I have been aware of God for a very long time.
It almost feels as if He was my friend before I knew His name.
My earliest memory of His presence was as a very young child, on a sun-shiny day in the summer. I was playing outside, on the dead-end street on the side of our house. Back then, when I was four — surely no older — the road was gravel, not paved. I remember looking down at my own feet on the sandy rocks and — how do I say this — sensing another pair of sandals next to mine.
No, I didn’t actually see the sandals. I sensed them. I felt them. I felt the presence of God in an extraordinarily real way. That same day, as I sat playing on that gravel road, alone, a small child, left to play outside by herself, a butterfly landed on my nose. I sat so very still, a little in shock, a little unsure, as it aired out its wings on my face. Again, I felt the presence of God so strongly and one word came to my four year old mind: CHOSEN.
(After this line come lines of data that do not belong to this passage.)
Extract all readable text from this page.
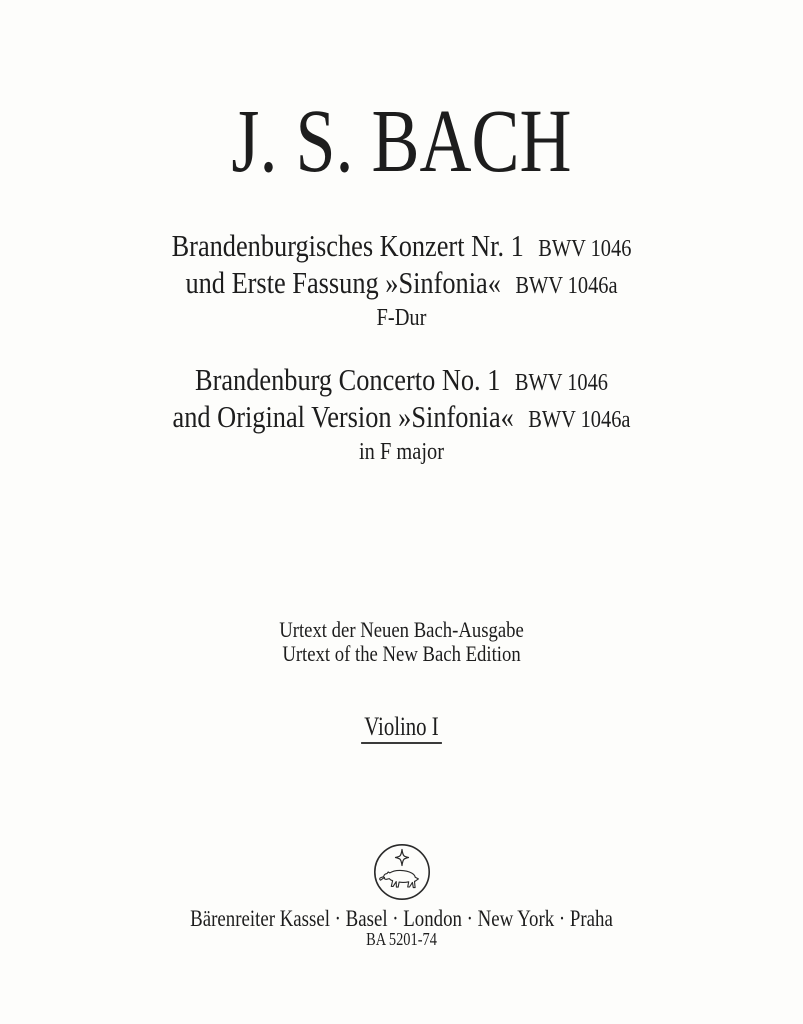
J. S. BACH
Brandenburgisches Konzert Nr. 1 BWV 1046
und Erste Fassung »Sinfonia« BWV 1046a
F-Dur
Brandenburg Concerto No. 1 BWV 1046
and Original Version »Sinfonia« BWV 1046a
in F major
Urtext der Neuen Bach-Ausgabe
Urtext of the New Bach Edition
Violino I
Bärenreiter Kassel · Basel · London · New York · Praha
BA 5201-74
Now, I know I was four. I am using big, grown up words to express what a four year old experienced corporeally, spiritually. There really are no words sufficient to explain the experience, because even the most verbal four year old probably experiences life through five senses rather than phrases. Still, this is my experience, the knowing I have in my deepest core: that God has been with me forever, and I with Him.
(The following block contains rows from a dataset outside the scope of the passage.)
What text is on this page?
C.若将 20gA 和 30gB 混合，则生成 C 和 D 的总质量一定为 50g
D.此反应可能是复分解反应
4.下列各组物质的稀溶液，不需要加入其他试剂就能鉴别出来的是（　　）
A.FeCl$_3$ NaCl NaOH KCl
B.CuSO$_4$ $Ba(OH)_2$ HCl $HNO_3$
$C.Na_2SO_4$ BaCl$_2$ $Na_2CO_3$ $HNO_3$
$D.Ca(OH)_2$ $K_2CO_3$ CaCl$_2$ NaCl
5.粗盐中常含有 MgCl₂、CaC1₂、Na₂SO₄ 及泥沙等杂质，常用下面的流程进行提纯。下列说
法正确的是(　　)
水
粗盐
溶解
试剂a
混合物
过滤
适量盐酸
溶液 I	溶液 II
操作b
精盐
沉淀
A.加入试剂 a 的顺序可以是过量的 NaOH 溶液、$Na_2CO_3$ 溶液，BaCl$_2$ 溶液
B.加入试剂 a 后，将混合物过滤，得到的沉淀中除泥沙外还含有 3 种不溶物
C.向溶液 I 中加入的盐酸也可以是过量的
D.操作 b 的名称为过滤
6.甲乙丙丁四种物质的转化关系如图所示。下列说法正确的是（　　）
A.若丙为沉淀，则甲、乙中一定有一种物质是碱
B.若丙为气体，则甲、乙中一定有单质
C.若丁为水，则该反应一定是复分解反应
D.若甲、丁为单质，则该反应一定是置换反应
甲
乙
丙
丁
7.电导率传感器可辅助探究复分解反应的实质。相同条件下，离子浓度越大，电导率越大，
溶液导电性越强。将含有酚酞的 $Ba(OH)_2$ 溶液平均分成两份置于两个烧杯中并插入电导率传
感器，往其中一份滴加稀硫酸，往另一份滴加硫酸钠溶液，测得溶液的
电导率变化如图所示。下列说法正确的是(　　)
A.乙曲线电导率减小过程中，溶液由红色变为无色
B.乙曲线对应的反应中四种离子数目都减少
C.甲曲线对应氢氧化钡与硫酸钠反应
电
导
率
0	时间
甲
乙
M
Fast-forward to present day. Throughout my life, I can look back at times — even before I had officially accepted Christ as my personal messiah, or intellectually considered His sovereignty — and I can see when He showed up, like Batman to the rescue. He swooped in with His cape and His sandals and left me little love notes, a trail of wonderment that would eventually not just lead me to Him, but leave a historical record of our life together, so that, in times of trouble, I could look back and remember that He had saved the day. And He would do it again.
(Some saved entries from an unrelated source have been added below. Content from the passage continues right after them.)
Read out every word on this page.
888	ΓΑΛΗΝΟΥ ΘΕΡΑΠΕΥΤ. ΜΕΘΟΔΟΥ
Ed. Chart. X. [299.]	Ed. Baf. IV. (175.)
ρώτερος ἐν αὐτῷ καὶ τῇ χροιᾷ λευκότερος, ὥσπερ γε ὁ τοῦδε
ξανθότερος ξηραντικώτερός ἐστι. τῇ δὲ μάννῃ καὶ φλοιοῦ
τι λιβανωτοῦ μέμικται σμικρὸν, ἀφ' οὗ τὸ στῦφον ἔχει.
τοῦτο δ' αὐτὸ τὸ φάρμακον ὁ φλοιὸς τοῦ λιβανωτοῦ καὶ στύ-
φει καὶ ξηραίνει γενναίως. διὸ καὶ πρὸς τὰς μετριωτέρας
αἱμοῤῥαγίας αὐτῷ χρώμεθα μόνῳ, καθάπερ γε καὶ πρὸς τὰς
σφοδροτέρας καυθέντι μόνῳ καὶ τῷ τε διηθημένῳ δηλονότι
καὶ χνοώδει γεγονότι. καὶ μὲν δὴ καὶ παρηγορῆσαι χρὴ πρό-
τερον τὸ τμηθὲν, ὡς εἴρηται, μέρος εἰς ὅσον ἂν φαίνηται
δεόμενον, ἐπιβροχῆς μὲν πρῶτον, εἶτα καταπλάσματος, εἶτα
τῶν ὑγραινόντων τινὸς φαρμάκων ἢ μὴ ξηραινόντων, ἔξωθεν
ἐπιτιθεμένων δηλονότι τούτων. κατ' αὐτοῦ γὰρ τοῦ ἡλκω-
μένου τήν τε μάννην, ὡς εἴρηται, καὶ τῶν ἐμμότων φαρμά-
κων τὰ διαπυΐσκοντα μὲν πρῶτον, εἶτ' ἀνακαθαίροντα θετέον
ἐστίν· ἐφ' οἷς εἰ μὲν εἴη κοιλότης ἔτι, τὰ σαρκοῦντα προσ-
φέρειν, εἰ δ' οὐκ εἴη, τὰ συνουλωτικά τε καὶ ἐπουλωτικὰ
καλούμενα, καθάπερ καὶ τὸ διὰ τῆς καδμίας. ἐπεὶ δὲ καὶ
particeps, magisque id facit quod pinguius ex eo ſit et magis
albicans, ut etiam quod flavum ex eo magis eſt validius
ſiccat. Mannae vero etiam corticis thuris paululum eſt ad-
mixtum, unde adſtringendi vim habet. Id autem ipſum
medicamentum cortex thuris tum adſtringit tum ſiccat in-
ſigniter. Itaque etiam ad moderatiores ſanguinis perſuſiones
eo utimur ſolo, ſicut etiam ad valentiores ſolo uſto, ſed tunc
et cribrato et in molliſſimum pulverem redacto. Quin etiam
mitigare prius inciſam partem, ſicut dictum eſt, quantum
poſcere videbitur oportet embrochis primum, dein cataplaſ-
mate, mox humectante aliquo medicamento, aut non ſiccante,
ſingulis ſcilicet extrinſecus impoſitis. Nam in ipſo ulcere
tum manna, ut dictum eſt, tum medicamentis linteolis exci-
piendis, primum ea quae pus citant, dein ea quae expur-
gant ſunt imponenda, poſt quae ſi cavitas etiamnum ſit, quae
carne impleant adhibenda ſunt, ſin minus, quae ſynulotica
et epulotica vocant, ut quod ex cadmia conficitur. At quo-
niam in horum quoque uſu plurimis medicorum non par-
Yesterday, I got one of those little love notes.
If you read yesterday’s post, you know I’ve been going through a massive emotional upheaval — but it’s one that I entered into willingly, trusting God to do His work. Every time I question this process, I get the strongest, most certain response from Him: “You are right where I want you to be.” Okey dokey, God. If you say so.
I was driving and got bored with the CD selections in my car, so I began rummaging through the multitudes of CD’s in the center console. I grabbed one, unable to read what it was but thinking it was an Indigo Girls CD. Instead, it was Matthew West, and when this song played, it was God reminding me.
God used this song to remind me that He wants all of me, and that He has a destiny for me. To remind me that this process I am going through has an immense value, as He prunes away the junk I’ve accumulated to reveal His work of art. I hadn’t heard this song in so long — and here God was, using it to remind me. To reassure me. To encourage me to not just go through the motions, but to feel — really feel — the passion He feels.
To stop pushing down all these feelings no matter how scary they are.
To work through them and get to the other side, where beautiful things happen: where family relationships thrive, where I break through strongholds to reach my goal weight and the life of my dreams.
Because ultimately, that’s what He wants for us; that is His invitation to each and every one of us.
To reach the place where God lives, where together, we can kick off our dusty sandals, revel in each other’s presence, and read over the love notes that make up our history together.